The smart hygienist accurately documents recommended and accepted dentistry. One of the best ways to keep your job is to keep your dentist busy doing his or her job. Always keep your eyes open for possible treatment and prime the dentist for what the patient wants and needs. The hygienist is viewed by the patient as a confidant and educator. The hygienist that educates the patient on elective and required dental treatment will be greatly respected and appreciated by his or her employer.
A profitable dental hygienist is a lifelong learner. The more you invest in learning about new products, business practices, and technology, the more valuable you will be to your employer. A motivated learner makes a profitable employee, and your employer will appreciate your interest in the business side of our profession.
Many dental product companies offer free online courses. Sales representatives are always willing to offer ideas on how their products will help boost your office production. Dental publications also offer online courses and have information on dental meetings and conferences. These publications also offer online forums for networking with colleagues. Your local dental hygiene components often hold continuing education courses on a monthly basis. There are so many opportunities to learn, and knowledge is the key to renewing interest in your profession.
National meetings like RDH Under One Roof are some of the best places to find up-to-date education and information, as well as to meet with like-minded colleagues.
This year at UOR, there is a special opportunity during a course called “Rio Review: New and Innovative Products 2009” presented by Patti DiGangi, RDH. This Las Vegas-style “revue” presents the latest and greatest products and devices promoted to the dental hygienist.
New dental products come to market with so many claims that clinicians can get confused and stick with what they always used.
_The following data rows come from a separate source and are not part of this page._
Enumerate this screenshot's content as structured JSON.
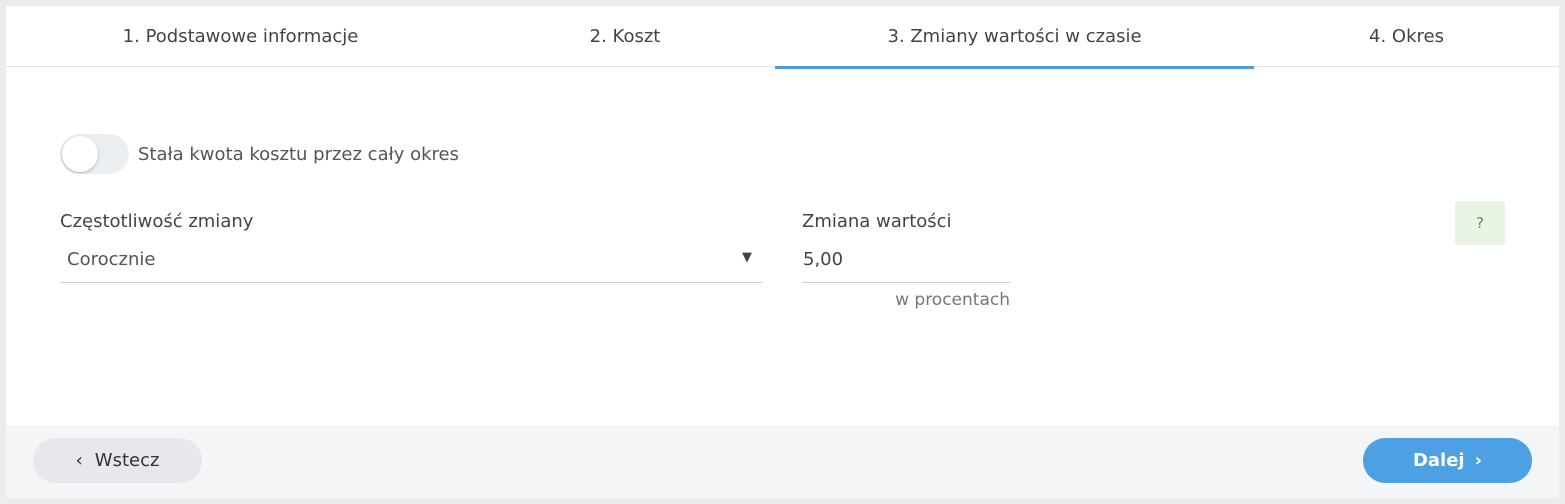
{
  "tabs": [
    {
      "label": "1. Podstawowe informacje"
    },
    {
      "label": "2. Koszt"
    },
    {
      "label": "3. Zmiany wartości w czasie",
      "active": true
    },
    {
      "label": "4. Okres"
    }
  ],
  "toggle": {
    "label": "Stała kwota kosztu przez cały okres",
    "checked": false
  },
  "frequency": {
    "label": "Częstotliwość zmiany",
    "value": "Corocznie",
    "caret": "▼"
  },
  "value_change": {
    "label": "Zmiana wartości",
    "value": "5,00",
    "hint": "w procentach"
  },
  "help": {
    "label": "?"
  },
  "footer": {
    "back_label": "Wstecz",
    "back_icon": "‹",
    "next_label": "Dalej",
    "next_icon": "›"
  },
  "colors": {
    "accent": "#4a9de0",
    "help_bg": "#e9f4e4"
  }
}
Providing optimal dental hygiene care means keeping up with the changes and evidence-based decision making. What makes this a special opportunity is that selected course participants will become focus group product testers (see sidebar).
Other opportunities at RDH Under One Roof include:
- Become a member of the Sunstar Hygienist Advisory Panel
- Receive a Florida Probe Go Probe System to use
- GC America is offering self-directed CE opportunity
- Be part of an elite first-to-know group learning about upcoming preventive product introductions from 3M ESPE
- Join a Philips Sonicare practice-based study
- Become part of a market research group on a Colgate fluoride product
- Evaluate American Eagle XP Instruments and XP Piezo tips and report on it
- Be a member of NovaMin's new products clinical evaluator team
To be selected for these focus groups, attendance at this general session course (included in cost of admission to UOR) is required.
Your best way to beat stress and stop worrying is to take action. A careful evaluation of your daily work routine can lead to effective action towards a more profitable and satisfying career in dental hygiene. Your new outlook will “wow” your employer and help secure your job.